Segundo FERRETI (1998) (apud LUCCA e BASTOS, 2007), os anos 50 do século
XX viram a ascensão do forró tanto no Brasil como no exterior, tendo o ritmo adquirido
grande popularidade em países como Argentina e Estados Unidos. Porém, nos anos 60, com a
explosão do rock, o advento dos instrumentos eletrônicos, a febre mundial dos Beatles, o
baião (praticamente um sinônimo de forró) teria passado por um declínio, a ponto de se supor
que semelhantes manifestações artísticas tradicionais, rústicas, regionais, estivessem fadadas
ao desaparecimento. No entanto, isso não aconteceu; principalmente com as declarações de
Caetano Veloso, Gilberto Gil e outros representantes da Tropicália, na década de 70,
afirmando estarem as suas raízes artísticas na música nordestina e na obra do “rei do baião”, o
forró ganhou novo fôlego nas mídias, extrapolando os limites do sertão e das periferias das
grandes cidades, redutos de nordestinos.
Surge em meados da década de 1990 do século passado, nas cidades do sudeste Rio de
Janeiro e São Paulo, uma reelaboração do forró que ficou conhecida como forró universitário,
um tipo de música que se quer, segundo CEVA (2001) (apud LUCCA E BASTOS, 2007),
herdeira do forró tradicional e pretende resgatar e valorizar a autêntica cultura nacional.

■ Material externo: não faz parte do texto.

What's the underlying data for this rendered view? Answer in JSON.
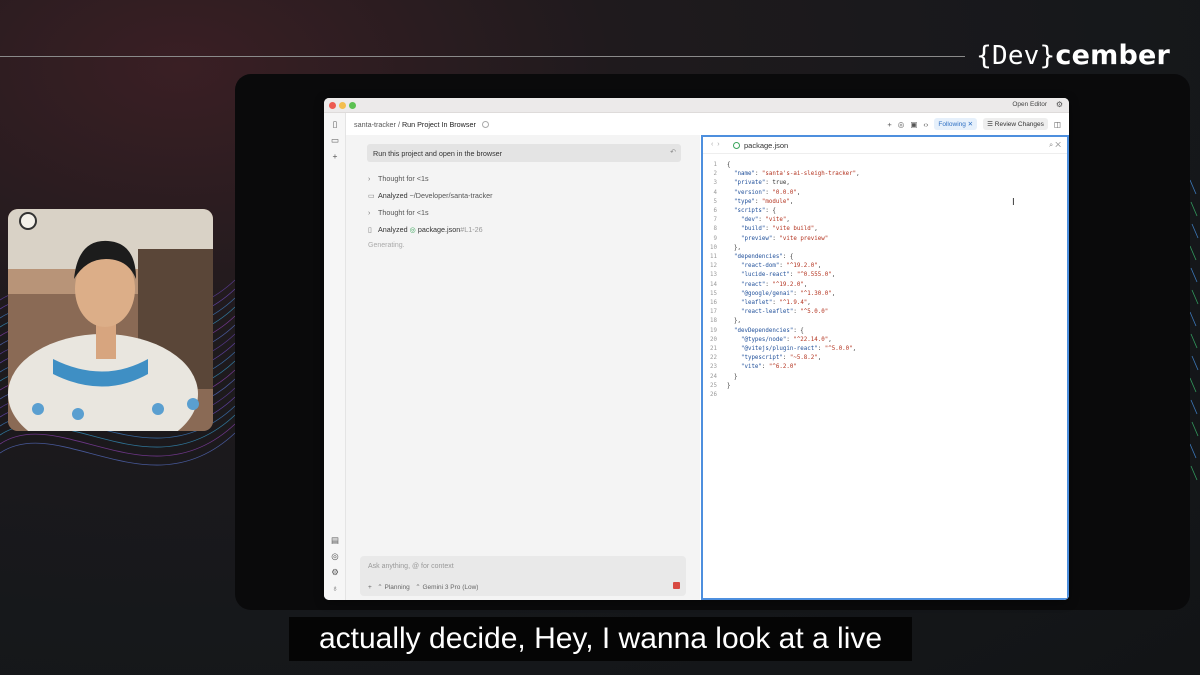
{
  "brand": {
    "dev": "{Dev}",
    "rest": "cember"
  },
  "window": {
    "open_editor": "Open Editor",
    "icons": {
      "settings": "gear-icon"
    }
  },
  "toolbar": {
    "project": "santa-tracker",
    "separator": "/",
    "task": "Run Project In Browser",
    "following": "Following ✕",
    "review": "Review Changes"
  },
  "chat": {
    "prompt": "Run this project and open in the browser",
    "steps": [
      {
        "label": "Thought for <1s"
      },
      {
        "label": "Analyzed",
        "detail": "~/Developer/santa-tracker"
      },
      {
        "label": "Thought for <1s"
      },
      {
        "label": "Analyzed",
        "file": "package.json",
        "range": "#L1-26"
      }
    ],
    "status": "Generating.",
    "composer": {
      "placeholder": "Ask anything, @ for context",
      "mode": "Planning",
      "model": "Gemini 3 Pro (Low)"
    }
  },
  "editor": {
    "filename": "package.json",
    "lines": [
      [
        {
          "t": "{",
          "c": ""
        }
      ],
      [
        {
          "t": "  ",
          "c": ""
        },
        {
          "t": "\"name\"",
          "c": "k"
        },
        {
          "t": ": ",
          "c": ""
        },
        {
          "t": "\"santa's-ai-sleigh-tracker\"",
          "c": "s"
        },
        {
          "t": ",",
          "c": ""
        }
      ],
      [
        {
          "t": "  ",
          "c": ""
        },
        {
          "t": "\"private\"",
          "c": "k"
        },
        {
          "t": ": true,",
          "c": ""
        }
      ],
      [
        {
          "t": "  ",
          "c": ""
        },
        {
          "t": "\"version\"",
          "c": "k"
        },
        {
          "t": ": ",
          "c": ""
        },
        {
          "t": "\"0.0.0\"",
          "c": "s"
        },
        {
          "t": ",",
          "c": ""
        }
      ],
      [
        {
          "t": "  ",
          "c": ""
        },
        {
          "t": "\"type\"",
          "c": "k"
        },
        {
          "t": ": ",
          "c": ""
        },
        {
          "t": "\"module\"",
          "c": "s"
        },
        {
          "t": ",",
          "c": ""
        }
      ],
      [
        {
          "t": "  ",
          "c": ""
        },
        {
          "t": "\"scripts\"",
          "c": "k"
        },
        {
          "t": ": {",
          "c": ""
        }
      ],
      [
        {
          "t": "    ",
          "c": ""
        },
        {
          "t": "\"dev\"",
          "c": "k"
        },
        {
          "t": ": ",
          "c": ""
        },
        {
          "t": "\"vite\"",
          "c": "s"
        },
        {
          "t": ",",
          "c": ""
        }
      ],
      [
        {
          "t": "    ",
          "c": ""
        },
        {
          "t": "\"build\"",
          "c": "k"
        },
        {
          "t": ": ",
          "c": ""
        },
        {
          "t": "\"vite build\"",
          "c": "s"
        },
        {
          "t": ",",
          "c": ""
        }
      ],
      [
        {
          "t": "    ",
          "c": ""
        },
        {
          "t": "\"preview\"",
          "c": "k"
        },
        {
          "t": ": ",
          "c": ""
        },
        {
          "t": "\"vite preview\"",
          "c": "s"
        }
      ],
      [
        {
          "t": "  },",
          "c": ""
        }
      ],
      [
        {
          "t": "  ",
          "c": ""
        },
        {
          "t": "\"dependencies\"",
          "c": "k"
        },
        {
          "t": ": {",
          "c": ""
        }
      ],
      [
        {
          "t": "    ",
          "c": ""
        },
        {
          "t": "\"react-dom\"",
          "c": "k"
        },
        {
          "t": ": ",
          "c": ""
        },
        {
          "t": "\"^19.2.0\"",
          "c": "s"
        },
        {
          "t": ",",
          "c": ""
        }
      ],
      [
        {
          "t": "    ",
          "c": ""
        },
        {
          "t": "\"lucide-react\"",
          "c": "k"
        },
        {
          "t": ": ",
          "c": ""
        },
        {
          "t": "\"^0.555.0\"",
          "c": "s"
        },
        {
          "t": ",",
          "c": ""
        }
      ],
      [
        {
          "t": "    ",
          "c": ""
        },
        {
          "t": "\"react\"",
          "c": "k"
        },
        {
          "t": ": ",
          "c": ""
        },
        {
          "t": "\"^19.2.0\"",
          "c": "s"
        },
        {
          "t": ",",
          "c": ""
        }
      ],
      [
        {
          "t": "    ",
          "c": ""
        },
        {
          "t": "\"@google/genai\"",
          "c": "k"
        },
        {
          "t": ": ",
          "c": ""
        },
        {
          "t": "\"^1.30.0\"",
          "c": "s"
        },
        {
          "t": ",",
          "c": ""
        }
      ],
      [
        {
          "t": "    ",
          "c": ""
        },
        {
          "t": "\"leaflet\"",
          "c": "k"
        },
        {
          "t": ": ",
          "c": ""
        },
        {
          "t": "\"^1.9.4\"",
          "c": "s"
        },
        {
          "t": ",",
          "c": ""
        }
      ],
      [
        {
          "t": "    ",
          "c": ""
        },
        {
          "t": "\"react-leaflet\"",
          "c": "k"
        },
        {
          "t": ": ",
          "c": ""
        },
        {
          "t": "\"^5.0.0\"",
          "c": "s"
        }
      ],
      [
        {
          "t": "  },",
          "c": ""
        }
      ],
      [
        {
          "t": "  ",
          "c": ""
        },
        {
          "t": "\"devDependencies\"",
          "c": "k"
        },
        {
          "t": ": {",
          "c": ""
        }
      ],
      [
        {
          "t": "    ",
          "c": ""
        },
        {
          "t": "\"@types/node\"",
          "c": "k"
        },
        {
          "t": ": ",
          "c": ""
        },
        {
          "t": "\"^22.14.0\"",
          "c": "s"
        },
        {
          "t": ",",
          "c": ""
        }
      ],
      [
        {
          "t": "    ",
          "c": ""
        },
        {
          "t": "\"@vitejs/plugin-react\"",
          "c": "k"
        },
        {
          "t": ": ",
          "c": ""
        },
        {
          "t": "\"^5.0.0\"",
          "c": "s"
        },
        {
          "t": ",",
          "c": ""
        }
      ],
      [
        {
          "t": "    ",
          "c": ""
        },
        {
          "t": "\"typescript\"",
          "c": "k"
        },
        {
          "t": ": ",
          "c": ""
        },
        {
          "t": "\"~5.8.2\"",
          "c": "s"
        },
        {
          "t": ",",
          "c": ""
        }
      ],
      [
        {
          "t": "    ",
          "c": ""
        },
        {
          "t": "\"vite\"",
          "c": "k"
        },
        {
          "t": ": ",
          "c": ""
        },
        {
          "t": "\"^6.2.0\"",
          "c": "s"
        }
      ],
      [
        {
          "t": "  }",
          "c": ""
        }
      ],
      [
        {
          "t": "}",
          "c": ""
        }
      ],
      [
        {
          "t": "",
          "c": ""
        }
      ]
    ]
  },
  "caption": "actually decide, Hey, I wanna look at a live",
  "colors": {
    "accent": "#4d8fde",
    "key": "#1f4f9a",
    "string": "#b3331f",
    "stop": "#d84a42"
  }
}
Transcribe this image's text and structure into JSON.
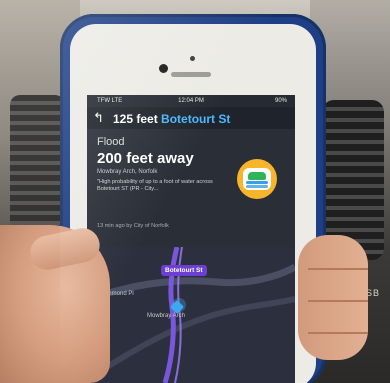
{
  "scene": {
    "status_bar": {
      "left": "TFW LTE",
      "time": "12:04 PM",
      "battery": "90%"
    },
    "nav": {
      "distance": "125 feet",
      "street": "Botetourt St"
    },
    "alert": {
      "type": "Flood",
      "distance": "200 feet away",
      "location": "Mowbray Arch, Norfolk",
      "description": "\"High probability of up to a foot of water across Botetourt ST (PR - City...",
      "meta": "13 min ago by City of Norfolk"
    },
    "map": {
      "street_label": "Botetourt St",
      "label_1": "Drummond Pl",
      "label_2": "Mowbray Arch"
    },
    "background_text": "USB",
    "colors": {
      "accent": "#49b8ff",
      "badge": "#f6b52a",
      "purple": "#6a3fd2",
      "phone_case": "#1e3f86"
    }
  }
}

Segundo LUCCA E BASTOS (2007):
O movimento ganhou tamanha proporção que junto com a proliferação de diversas bandas; uma maneira singular de dançar com diferentes influências provenientes da dança de salão, da lambada, do two-steps norte-americano e até mesmo do tango argentino; e casas noturnas exclusivamente dedicadas ao tema, o forró tornou-se uma febre nacional. Esse novo formato de forró atingia também as mais diversas regiões do país. Surgia uma safra de composições próprias dessa nova geração de bandas de forró. Alguns exemplos dessas bandas são: Forroçacana, Paratodos, Mafuá, Bicho de pé, Rastapé, Falamansa... (p. 08)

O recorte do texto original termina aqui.